Even River was excited to put in her two cents.

“I love Jamerson! I hope, when I’m in fourth grade, I can become one of the Jammers. I also hope that one day my art will be displayed in one of the hallways,” River said.

Jamerson started out as an area magnet school. That means, living within a certain mile radius of the school allows enrollment. Jamerson encouraged parents to enroll their students in a school that was built in a low-income area, to allow for a wide variety of students, creating a greater connection within the community. 
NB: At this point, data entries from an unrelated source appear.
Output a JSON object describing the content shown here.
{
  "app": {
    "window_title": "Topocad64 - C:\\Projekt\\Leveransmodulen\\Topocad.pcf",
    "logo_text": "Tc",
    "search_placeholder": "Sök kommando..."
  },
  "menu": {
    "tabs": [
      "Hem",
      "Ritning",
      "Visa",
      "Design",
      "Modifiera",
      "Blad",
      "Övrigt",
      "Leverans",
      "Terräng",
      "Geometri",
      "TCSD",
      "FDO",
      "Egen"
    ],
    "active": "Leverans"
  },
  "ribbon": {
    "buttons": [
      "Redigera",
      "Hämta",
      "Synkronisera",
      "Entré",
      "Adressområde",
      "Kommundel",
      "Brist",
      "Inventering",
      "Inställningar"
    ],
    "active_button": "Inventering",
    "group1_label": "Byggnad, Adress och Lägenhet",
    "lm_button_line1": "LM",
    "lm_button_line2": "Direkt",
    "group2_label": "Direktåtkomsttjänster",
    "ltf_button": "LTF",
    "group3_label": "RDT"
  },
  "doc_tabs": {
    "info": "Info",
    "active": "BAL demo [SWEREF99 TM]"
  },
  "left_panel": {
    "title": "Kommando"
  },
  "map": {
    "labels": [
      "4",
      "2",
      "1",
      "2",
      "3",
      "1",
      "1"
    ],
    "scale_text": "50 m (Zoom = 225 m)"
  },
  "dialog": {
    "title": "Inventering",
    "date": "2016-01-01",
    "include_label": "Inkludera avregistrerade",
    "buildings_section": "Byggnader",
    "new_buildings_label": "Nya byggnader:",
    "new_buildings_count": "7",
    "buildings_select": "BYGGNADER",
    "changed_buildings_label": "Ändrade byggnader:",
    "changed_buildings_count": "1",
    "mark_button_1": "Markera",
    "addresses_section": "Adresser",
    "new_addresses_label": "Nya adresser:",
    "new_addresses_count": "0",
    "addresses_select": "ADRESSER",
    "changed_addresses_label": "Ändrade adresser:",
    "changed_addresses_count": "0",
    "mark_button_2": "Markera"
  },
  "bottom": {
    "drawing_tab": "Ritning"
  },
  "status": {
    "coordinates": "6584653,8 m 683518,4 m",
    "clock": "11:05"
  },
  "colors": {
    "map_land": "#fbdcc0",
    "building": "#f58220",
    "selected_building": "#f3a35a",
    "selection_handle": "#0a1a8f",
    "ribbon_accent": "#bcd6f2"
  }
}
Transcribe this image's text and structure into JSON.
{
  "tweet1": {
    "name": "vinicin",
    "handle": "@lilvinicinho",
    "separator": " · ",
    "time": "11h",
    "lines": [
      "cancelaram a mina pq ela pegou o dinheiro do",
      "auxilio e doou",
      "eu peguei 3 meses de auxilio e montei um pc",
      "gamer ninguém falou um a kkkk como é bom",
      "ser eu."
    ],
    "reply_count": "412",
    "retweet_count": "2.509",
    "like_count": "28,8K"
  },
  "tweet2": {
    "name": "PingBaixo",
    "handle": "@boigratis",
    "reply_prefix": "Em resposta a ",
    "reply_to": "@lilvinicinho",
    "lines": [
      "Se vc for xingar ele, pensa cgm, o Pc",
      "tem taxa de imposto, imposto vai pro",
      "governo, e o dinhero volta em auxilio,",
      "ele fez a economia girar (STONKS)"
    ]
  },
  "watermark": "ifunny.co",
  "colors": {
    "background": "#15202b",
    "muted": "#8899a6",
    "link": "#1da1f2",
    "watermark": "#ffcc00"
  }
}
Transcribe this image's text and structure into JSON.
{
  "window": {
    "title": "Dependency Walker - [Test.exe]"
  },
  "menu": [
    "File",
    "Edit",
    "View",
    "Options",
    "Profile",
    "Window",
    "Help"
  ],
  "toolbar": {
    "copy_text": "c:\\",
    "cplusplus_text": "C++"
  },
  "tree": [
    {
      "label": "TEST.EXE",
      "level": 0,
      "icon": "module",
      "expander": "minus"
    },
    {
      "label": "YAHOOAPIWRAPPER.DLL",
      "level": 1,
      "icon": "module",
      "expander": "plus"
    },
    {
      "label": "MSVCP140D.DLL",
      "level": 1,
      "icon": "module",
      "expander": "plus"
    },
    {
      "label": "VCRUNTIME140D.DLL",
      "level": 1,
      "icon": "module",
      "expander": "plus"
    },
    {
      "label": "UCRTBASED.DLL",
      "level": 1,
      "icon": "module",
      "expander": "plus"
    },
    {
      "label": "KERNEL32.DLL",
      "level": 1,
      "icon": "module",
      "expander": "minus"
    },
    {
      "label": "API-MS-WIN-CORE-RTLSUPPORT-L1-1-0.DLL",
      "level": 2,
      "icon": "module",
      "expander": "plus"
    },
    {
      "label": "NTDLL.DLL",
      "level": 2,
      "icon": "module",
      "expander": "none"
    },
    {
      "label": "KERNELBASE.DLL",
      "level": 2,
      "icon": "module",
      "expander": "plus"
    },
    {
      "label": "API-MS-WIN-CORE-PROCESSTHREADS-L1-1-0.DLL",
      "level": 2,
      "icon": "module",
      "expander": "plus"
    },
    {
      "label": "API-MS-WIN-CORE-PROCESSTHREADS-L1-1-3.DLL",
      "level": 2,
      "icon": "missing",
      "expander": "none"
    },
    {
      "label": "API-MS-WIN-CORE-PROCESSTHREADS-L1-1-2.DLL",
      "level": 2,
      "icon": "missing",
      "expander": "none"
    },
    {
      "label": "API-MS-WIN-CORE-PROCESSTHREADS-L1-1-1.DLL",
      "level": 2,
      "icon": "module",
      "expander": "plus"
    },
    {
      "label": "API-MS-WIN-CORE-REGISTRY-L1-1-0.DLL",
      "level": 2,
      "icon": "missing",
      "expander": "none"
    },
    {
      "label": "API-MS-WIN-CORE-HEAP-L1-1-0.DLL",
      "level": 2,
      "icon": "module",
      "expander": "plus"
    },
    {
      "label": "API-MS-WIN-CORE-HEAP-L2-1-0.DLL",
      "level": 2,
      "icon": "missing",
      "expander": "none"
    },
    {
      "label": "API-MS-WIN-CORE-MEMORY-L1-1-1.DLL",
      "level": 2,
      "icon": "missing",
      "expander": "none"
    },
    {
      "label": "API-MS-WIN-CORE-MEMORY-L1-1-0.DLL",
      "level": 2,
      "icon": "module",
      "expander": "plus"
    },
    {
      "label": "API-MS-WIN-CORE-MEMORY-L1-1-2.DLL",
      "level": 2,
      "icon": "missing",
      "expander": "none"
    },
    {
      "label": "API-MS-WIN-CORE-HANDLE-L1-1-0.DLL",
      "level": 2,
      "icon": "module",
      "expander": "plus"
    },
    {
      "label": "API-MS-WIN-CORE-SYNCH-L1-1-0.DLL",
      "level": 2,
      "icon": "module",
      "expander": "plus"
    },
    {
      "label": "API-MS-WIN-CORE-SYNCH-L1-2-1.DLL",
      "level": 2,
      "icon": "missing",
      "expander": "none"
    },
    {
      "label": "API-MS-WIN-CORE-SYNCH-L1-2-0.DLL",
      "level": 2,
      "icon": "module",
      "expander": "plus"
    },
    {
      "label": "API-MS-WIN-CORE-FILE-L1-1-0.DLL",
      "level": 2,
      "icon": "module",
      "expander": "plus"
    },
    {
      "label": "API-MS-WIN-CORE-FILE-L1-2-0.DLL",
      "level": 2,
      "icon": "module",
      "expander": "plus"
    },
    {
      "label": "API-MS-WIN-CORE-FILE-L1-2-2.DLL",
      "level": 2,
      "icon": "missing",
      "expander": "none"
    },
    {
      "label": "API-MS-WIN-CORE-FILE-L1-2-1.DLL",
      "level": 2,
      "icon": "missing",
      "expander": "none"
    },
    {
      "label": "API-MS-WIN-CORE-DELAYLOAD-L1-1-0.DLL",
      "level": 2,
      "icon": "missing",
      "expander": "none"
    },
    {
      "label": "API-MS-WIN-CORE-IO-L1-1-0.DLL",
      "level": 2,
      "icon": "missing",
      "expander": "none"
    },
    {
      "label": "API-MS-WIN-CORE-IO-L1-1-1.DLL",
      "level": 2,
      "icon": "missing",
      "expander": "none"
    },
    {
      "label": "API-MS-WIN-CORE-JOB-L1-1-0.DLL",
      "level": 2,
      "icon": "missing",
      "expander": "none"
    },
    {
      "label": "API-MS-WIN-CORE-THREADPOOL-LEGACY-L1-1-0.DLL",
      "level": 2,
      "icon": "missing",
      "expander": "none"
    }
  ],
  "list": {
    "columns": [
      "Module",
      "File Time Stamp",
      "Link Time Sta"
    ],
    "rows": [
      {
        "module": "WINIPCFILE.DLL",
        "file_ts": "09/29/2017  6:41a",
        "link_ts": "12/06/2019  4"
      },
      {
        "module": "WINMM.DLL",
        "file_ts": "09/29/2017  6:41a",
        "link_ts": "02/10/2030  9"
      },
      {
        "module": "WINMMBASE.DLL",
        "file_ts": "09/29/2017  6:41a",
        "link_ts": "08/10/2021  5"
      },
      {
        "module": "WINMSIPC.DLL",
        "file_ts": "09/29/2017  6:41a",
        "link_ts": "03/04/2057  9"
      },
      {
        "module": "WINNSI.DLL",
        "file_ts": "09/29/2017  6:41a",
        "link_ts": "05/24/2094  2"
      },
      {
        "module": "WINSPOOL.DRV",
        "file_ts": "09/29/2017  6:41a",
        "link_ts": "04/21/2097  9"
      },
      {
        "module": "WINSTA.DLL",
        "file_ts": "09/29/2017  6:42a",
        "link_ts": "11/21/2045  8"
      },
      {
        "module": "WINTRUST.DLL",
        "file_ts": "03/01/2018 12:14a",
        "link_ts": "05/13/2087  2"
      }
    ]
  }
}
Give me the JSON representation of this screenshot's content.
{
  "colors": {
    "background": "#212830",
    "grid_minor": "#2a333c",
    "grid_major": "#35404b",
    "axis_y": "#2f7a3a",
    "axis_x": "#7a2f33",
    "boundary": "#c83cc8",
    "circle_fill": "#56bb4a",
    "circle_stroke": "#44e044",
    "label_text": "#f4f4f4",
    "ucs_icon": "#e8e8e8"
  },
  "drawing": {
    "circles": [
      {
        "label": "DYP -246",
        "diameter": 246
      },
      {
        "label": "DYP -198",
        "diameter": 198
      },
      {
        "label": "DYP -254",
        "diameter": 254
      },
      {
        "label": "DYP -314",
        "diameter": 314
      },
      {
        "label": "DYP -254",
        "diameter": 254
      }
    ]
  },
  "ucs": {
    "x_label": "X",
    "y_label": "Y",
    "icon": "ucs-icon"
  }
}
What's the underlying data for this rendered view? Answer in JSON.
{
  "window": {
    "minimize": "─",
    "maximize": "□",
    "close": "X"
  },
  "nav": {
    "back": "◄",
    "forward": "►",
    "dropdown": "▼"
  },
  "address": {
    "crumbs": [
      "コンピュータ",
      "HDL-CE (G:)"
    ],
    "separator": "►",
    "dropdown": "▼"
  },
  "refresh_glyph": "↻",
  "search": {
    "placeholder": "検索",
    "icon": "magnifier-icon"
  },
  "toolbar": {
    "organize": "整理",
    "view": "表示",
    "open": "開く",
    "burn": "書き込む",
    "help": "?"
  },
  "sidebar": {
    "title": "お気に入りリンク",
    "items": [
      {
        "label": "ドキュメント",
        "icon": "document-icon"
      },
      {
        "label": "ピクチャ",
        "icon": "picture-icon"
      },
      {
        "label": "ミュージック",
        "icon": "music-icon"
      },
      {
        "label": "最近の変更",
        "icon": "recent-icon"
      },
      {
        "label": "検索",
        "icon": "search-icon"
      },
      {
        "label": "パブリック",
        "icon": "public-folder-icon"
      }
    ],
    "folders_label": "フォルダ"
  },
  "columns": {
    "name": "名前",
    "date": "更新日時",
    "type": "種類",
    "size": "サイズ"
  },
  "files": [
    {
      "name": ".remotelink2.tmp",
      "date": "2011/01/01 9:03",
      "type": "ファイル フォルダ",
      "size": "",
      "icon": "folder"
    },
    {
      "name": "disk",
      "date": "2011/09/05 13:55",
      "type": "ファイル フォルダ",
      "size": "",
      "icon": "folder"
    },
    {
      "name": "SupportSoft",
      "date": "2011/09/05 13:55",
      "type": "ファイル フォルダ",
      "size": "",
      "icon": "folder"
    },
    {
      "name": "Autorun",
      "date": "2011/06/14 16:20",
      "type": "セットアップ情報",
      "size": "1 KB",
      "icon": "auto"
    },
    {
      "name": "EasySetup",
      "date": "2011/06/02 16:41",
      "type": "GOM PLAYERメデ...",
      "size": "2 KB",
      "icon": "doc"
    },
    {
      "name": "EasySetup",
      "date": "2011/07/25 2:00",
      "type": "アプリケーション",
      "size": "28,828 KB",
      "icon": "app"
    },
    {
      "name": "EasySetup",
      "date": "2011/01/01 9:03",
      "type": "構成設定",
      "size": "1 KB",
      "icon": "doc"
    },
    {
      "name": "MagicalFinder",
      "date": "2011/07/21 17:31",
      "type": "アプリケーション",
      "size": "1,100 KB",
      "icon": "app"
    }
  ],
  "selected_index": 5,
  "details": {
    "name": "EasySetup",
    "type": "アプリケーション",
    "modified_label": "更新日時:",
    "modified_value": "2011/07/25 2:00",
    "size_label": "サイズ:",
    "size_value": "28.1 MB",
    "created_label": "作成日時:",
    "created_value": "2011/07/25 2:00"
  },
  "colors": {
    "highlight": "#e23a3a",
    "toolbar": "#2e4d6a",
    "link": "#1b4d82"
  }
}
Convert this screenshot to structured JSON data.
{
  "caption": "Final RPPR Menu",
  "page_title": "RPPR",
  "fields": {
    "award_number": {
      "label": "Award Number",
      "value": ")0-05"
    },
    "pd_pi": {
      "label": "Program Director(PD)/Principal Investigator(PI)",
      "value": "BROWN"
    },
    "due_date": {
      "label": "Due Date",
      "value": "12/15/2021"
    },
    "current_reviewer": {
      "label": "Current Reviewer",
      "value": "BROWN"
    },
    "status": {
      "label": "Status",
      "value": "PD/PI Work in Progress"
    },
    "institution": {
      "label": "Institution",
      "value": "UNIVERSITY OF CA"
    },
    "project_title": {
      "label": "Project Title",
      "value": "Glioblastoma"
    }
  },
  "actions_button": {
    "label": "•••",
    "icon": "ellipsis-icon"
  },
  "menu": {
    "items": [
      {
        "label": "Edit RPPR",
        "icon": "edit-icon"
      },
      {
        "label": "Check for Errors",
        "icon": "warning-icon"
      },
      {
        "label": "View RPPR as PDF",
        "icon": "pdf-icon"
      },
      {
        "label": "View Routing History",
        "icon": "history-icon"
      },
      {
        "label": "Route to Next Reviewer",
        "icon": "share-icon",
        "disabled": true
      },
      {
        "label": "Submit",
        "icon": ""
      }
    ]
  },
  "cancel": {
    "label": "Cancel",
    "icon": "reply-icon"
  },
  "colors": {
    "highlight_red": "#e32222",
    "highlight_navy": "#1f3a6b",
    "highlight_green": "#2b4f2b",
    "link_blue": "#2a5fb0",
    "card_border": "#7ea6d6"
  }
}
It was the only school at the time that offered an engineering and mathematics curriculum that was intertwined within all aspects of learning. In 2009, the current principal, Mary Jane Dan, applied for Jamerson to become a county-wide magnet school. Therefore, anyone in the county could attend. Jamerson was awarded this honor, and before long, it  had a long wait list of students applying.

After 18 long years of attendance, the school remains a significant site within the Midtown community.  With their special engineering and mathematics program, Jamerson is all about unifying the community and making a difference for every kid that attends.